Delle due, infatti, l’una: o il testamento, in conformita’ alla dichiarazione del testatore, era nel possesso della (OMISSIS), e allora, giusti i principi sopra richiamati, la prova del contenuto del testamento implicava non solo che fosse superata la presunzione (cio’ che la corte d’appello ha negato), ma implicava inoltre che la (OMISSIS) provasse che la perdita non era a lei imputabile; oppure, diversamente da quanto dichiarato dal testatore, costui non aveva attuato il proposito di dare l’originale della scheda alla (OMISSIS), e allora la prova contraria alla presunzione, imposta alla (OMISSIS), doveva farsi carico di dare ragione di tale circostanza, nella quale la corte di merito, con apprezzamento incensurabile in questa sede, ha ravvisato un elemento di fatto coerente con la presunzione di revoca e quindi, per definizione ostativo a ritenerla superata in considerazione delle circostanza indicate nei capitoli di prova per testimoni.
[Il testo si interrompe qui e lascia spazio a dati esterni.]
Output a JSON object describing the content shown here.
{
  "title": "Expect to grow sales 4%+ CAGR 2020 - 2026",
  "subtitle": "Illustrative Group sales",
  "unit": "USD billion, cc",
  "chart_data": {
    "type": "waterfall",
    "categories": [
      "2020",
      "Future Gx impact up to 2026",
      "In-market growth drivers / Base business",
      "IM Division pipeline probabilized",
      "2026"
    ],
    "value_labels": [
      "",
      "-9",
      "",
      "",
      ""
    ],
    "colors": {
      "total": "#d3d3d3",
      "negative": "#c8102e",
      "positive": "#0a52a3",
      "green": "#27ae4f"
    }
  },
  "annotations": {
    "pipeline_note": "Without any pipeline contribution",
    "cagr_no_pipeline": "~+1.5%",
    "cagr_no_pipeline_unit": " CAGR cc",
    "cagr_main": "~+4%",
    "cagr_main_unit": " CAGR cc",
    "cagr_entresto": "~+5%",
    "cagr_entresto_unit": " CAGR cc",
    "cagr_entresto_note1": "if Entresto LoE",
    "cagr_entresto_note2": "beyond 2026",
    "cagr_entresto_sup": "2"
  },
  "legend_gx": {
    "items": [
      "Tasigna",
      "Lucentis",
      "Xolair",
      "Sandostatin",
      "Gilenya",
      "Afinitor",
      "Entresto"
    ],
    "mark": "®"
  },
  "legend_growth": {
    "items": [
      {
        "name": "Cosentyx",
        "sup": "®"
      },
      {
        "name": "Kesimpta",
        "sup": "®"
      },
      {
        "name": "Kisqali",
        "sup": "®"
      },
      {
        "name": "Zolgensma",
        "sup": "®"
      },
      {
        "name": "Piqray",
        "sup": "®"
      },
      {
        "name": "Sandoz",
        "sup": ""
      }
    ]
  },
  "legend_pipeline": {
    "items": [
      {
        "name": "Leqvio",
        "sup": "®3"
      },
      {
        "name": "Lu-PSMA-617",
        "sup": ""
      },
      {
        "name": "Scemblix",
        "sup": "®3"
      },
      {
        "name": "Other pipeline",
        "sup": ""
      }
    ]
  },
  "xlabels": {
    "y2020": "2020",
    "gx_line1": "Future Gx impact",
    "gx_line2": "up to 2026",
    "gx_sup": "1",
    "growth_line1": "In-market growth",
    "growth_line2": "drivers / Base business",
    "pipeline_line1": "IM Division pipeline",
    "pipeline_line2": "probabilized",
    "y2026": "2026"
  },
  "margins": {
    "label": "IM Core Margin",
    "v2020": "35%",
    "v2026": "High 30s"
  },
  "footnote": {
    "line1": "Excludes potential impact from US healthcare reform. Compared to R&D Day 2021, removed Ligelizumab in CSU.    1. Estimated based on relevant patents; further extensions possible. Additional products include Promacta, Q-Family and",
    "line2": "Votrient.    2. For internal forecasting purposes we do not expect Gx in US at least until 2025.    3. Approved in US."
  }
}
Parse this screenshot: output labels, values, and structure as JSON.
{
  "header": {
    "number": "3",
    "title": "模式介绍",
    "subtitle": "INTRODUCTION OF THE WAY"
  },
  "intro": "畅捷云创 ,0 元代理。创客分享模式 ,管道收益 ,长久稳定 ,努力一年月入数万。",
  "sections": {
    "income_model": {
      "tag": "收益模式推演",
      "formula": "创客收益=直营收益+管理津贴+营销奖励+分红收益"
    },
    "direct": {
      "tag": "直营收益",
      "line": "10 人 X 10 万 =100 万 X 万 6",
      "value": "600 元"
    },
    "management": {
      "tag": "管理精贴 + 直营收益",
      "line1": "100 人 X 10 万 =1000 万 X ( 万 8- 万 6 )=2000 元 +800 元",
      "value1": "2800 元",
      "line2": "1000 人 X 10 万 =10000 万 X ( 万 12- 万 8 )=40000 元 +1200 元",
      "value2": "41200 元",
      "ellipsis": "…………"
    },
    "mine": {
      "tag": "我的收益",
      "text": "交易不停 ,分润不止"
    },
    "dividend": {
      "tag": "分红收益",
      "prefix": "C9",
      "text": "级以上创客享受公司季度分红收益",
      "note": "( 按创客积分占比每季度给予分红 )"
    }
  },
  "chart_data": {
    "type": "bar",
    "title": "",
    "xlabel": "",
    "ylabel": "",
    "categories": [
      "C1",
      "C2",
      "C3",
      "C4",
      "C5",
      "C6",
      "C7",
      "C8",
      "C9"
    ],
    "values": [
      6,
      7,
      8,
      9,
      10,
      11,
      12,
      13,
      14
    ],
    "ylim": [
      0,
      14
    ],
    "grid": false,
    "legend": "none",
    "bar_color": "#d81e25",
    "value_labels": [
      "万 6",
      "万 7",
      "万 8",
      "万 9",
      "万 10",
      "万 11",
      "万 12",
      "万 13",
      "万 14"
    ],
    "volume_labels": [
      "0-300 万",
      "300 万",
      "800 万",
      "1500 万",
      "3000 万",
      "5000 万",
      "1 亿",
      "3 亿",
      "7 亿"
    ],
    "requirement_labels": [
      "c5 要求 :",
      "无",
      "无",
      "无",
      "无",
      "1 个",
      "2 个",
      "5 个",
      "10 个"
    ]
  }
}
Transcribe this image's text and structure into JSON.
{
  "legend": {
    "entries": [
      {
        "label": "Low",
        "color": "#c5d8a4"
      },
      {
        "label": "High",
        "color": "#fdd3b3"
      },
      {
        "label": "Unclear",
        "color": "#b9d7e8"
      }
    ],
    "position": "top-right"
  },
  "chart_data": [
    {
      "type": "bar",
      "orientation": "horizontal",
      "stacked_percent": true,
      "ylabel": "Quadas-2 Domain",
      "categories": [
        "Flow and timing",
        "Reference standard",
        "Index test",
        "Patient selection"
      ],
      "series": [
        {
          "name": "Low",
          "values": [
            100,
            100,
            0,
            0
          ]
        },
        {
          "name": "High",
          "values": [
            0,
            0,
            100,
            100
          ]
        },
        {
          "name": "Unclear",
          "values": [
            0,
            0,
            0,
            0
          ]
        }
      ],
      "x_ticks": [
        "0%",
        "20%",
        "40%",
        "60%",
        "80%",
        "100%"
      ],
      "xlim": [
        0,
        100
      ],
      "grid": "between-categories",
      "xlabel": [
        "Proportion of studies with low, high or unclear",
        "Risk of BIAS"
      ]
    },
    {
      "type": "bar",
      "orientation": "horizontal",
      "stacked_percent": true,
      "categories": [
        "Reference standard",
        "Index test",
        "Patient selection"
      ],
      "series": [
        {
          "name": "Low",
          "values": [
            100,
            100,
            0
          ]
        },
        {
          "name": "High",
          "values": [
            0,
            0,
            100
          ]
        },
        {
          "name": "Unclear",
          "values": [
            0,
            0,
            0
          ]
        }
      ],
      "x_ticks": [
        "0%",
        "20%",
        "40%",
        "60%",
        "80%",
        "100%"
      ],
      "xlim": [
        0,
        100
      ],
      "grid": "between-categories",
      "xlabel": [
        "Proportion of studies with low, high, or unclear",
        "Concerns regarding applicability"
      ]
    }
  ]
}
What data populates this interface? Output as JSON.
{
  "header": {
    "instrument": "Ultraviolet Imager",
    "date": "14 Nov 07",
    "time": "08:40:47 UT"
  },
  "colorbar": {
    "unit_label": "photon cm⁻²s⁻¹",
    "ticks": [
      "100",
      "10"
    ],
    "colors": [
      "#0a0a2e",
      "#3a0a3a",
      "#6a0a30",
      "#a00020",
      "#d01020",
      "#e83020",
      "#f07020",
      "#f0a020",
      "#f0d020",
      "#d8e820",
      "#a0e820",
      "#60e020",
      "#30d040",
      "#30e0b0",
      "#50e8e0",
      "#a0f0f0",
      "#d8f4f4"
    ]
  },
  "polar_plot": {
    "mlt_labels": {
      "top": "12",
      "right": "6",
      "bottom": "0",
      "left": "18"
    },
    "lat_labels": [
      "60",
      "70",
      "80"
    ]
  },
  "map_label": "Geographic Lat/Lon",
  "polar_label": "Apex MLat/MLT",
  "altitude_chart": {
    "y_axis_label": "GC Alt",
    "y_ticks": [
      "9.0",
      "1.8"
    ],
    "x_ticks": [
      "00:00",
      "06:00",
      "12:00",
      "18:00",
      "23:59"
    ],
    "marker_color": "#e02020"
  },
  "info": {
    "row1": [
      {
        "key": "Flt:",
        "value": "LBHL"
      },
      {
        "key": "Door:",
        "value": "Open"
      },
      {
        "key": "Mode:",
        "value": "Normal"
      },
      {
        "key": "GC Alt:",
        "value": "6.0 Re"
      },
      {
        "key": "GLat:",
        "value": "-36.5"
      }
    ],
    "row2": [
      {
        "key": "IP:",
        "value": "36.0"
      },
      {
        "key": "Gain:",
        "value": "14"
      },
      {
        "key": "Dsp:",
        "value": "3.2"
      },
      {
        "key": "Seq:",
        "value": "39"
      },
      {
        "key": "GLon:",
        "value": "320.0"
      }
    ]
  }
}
10. Il ricorso, pertanto, deve essere rigettato.
Spese compensate in ragione della (relativa) novita’ della questione.
Ci sono le condizioni per dare atto della ai sensi del Decreto del Presidente della Repubblica n. 115 del 2002, articolo 13, comma 1-quater, della “sussistenza dei presupposti processuali per il versamento, da parte del ricorrente, di un ulteriore importo a titolo di contributo unificato, pari a quello previsto per il ricorso a norma dello stesso articolo 13, comma 1 bis, se dovuto”.
P.Q.M.
rigetta il ricorso; dichiara interamente compensate le spese del presente giudizio di legittimita’; ai sensi del Decreto del Presidente della Repubblica n. 115 del 2002, articolo 13, comma 1 quater, da’ atto della sussistenza dei presupposti processuali per il versamento, da parte del ricorrente, di un ulteriore importo a titolo di contributo unificato, pari a quello previsto per il ricorso a norma dello stesso articolo 13, comma 1-bis, se dovuto.
In caso di diffusione omettere le generalità e gli altri dati identificativi dei soggetti interessati nei termini indicati.